Implementing the strong, caring principles and their potential success that result from your conversations will hinge on the age of the child, upon how “late” the parents “catch” it, and on the adults’ ability to stay the course. As I said, it is not easy to un-spoil a child; the fact that children get too big in the first place is riddled with meaning.
It is not only children who can be too big in families. Dads and moms can be super-sized too, but it usually only one per family unit as there normally isn’t quite enough room in any household for two overtly self-centered people.
A super-sized (demanding, dominant, controlling) dad requires a wife to be super-small (submissive, voiceless, fearful). The really deceptive nature of this kind of family is that a small mother and a big father are often praised as “Biblical” order for the family – something I have even heard preached as if it is something for which to strive!
You can recognize a parent who is super-sized quite easily as you often can when faced with things or people that are really large: they get their own way no matter what, they sulk, stamp, and steam if they are resisted, they play the hurt puppy when they are not worshipped (honored, getting the attention they deserve), and they pull out the “big guns” on a regular basis (threatening, withholding, colluding, and “The Bible says”) if their desires are threatened.

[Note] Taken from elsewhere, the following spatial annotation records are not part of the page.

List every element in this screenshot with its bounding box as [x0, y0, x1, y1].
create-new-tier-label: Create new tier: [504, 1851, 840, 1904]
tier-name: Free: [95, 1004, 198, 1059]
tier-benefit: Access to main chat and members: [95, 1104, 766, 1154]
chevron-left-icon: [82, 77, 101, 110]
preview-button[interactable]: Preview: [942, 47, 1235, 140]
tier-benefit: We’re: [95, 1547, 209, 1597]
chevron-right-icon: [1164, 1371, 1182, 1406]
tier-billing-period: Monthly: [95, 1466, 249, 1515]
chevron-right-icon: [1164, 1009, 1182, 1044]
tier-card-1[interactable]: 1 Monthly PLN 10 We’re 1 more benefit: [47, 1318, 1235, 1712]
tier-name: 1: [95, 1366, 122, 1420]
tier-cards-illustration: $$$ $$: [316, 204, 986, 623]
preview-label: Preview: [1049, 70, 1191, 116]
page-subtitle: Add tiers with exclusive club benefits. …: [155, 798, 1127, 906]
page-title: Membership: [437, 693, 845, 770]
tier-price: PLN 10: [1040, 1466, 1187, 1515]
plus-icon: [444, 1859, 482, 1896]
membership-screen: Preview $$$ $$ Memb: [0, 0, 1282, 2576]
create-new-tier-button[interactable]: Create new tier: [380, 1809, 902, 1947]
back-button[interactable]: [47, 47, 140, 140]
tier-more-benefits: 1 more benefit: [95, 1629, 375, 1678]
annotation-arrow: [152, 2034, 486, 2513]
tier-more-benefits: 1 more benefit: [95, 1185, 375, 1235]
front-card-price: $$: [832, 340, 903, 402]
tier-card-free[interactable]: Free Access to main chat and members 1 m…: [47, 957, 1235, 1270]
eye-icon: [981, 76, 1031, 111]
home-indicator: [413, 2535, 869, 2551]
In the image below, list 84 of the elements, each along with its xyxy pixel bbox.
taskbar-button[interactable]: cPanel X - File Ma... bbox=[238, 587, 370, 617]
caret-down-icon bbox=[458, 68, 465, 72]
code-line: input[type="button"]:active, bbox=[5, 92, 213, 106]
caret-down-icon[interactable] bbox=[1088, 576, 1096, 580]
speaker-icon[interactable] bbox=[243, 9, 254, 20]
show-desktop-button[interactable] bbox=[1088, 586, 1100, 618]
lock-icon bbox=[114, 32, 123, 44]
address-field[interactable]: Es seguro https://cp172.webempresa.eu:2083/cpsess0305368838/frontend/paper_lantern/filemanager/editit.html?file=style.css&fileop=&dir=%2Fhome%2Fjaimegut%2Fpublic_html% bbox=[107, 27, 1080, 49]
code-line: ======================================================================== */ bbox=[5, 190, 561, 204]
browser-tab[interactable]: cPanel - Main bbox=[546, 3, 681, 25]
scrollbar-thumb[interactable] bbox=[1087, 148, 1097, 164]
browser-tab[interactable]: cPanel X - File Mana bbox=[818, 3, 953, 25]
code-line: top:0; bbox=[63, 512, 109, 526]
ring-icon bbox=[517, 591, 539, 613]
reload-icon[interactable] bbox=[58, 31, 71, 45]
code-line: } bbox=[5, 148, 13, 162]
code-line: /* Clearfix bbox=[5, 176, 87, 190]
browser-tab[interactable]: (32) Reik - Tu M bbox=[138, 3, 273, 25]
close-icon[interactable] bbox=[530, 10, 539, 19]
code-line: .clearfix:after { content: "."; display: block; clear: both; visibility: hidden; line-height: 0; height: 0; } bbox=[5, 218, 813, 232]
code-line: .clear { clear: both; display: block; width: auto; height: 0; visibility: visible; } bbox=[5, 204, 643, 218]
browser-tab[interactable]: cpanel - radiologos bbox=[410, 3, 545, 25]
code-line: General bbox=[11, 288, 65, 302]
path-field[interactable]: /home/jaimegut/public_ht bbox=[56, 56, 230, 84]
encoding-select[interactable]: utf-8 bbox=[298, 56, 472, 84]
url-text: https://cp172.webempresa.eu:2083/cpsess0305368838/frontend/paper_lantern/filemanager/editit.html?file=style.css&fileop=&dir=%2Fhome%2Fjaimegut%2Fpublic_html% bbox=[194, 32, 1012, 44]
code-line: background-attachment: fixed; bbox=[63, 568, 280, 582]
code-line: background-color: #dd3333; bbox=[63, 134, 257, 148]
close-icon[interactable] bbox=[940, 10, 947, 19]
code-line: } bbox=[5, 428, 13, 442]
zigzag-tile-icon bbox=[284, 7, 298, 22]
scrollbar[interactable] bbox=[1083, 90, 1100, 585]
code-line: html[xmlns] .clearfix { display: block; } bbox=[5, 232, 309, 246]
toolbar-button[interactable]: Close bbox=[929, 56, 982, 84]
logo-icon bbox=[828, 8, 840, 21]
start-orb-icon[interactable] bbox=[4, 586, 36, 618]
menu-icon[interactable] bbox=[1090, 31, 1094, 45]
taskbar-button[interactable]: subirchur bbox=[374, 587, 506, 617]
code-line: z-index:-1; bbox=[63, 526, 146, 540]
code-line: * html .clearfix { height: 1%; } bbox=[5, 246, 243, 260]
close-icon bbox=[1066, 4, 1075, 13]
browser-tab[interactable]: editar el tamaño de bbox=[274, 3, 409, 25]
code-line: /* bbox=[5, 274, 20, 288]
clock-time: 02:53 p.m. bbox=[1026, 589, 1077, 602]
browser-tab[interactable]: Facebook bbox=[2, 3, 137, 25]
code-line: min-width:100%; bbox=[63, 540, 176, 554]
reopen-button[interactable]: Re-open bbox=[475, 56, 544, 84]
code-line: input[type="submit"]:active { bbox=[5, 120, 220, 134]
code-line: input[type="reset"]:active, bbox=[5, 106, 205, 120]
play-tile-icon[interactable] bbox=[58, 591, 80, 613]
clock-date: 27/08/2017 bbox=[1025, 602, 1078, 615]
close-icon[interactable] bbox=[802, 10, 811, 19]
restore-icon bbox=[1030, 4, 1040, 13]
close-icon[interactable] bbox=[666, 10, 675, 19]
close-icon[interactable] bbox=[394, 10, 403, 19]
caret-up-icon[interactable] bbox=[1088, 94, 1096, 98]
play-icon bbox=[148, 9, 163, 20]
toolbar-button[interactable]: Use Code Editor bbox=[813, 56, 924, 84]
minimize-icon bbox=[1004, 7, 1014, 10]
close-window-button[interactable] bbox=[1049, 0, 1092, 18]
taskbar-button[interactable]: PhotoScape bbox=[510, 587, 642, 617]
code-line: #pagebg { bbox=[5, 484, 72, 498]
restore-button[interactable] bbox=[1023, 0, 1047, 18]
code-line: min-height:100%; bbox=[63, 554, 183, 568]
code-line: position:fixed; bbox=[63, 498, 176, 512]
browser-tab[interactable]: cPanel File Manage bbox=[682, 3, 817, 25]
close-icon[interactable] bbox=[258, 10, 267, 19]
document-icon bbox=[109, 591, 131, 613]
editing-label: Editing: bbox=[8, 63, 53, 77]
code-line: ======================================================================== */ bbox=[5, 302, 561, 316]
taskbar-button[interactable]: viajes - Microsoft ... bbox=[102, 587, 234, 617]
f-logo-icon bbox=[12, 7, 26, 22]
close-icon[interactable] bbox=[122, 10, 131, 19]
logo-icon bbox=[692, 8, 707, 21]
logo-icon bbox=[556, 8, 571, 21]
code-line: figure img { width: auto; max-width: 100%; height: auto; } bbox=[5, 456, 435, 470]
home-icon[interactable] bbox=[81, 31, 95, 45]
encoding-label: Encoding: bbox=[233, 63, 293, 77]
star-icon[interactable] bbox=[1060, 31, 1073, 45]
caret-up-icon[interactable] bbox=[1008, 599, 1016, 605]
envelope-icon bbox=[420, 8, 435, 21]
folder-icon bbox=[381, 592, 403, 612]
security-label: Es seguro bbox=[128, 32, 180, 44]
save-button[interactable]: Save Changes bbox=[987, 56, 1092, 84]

The only way out of this hurtful and debilitating trap is for everyone to work on getting a voice (this is a way to increase in size) and to resist feeding pathology that has super-sized the controlling and demanding parent. Occasionally, in a remarkable display of humility, I’ve seen a super-sized dad get it and humble himself. But if it is tough to un-spoil a child, you must know how difficult it is to get a parent who thinks God wants him or her to be “in control” to be so unspiritual as to find authentic humility.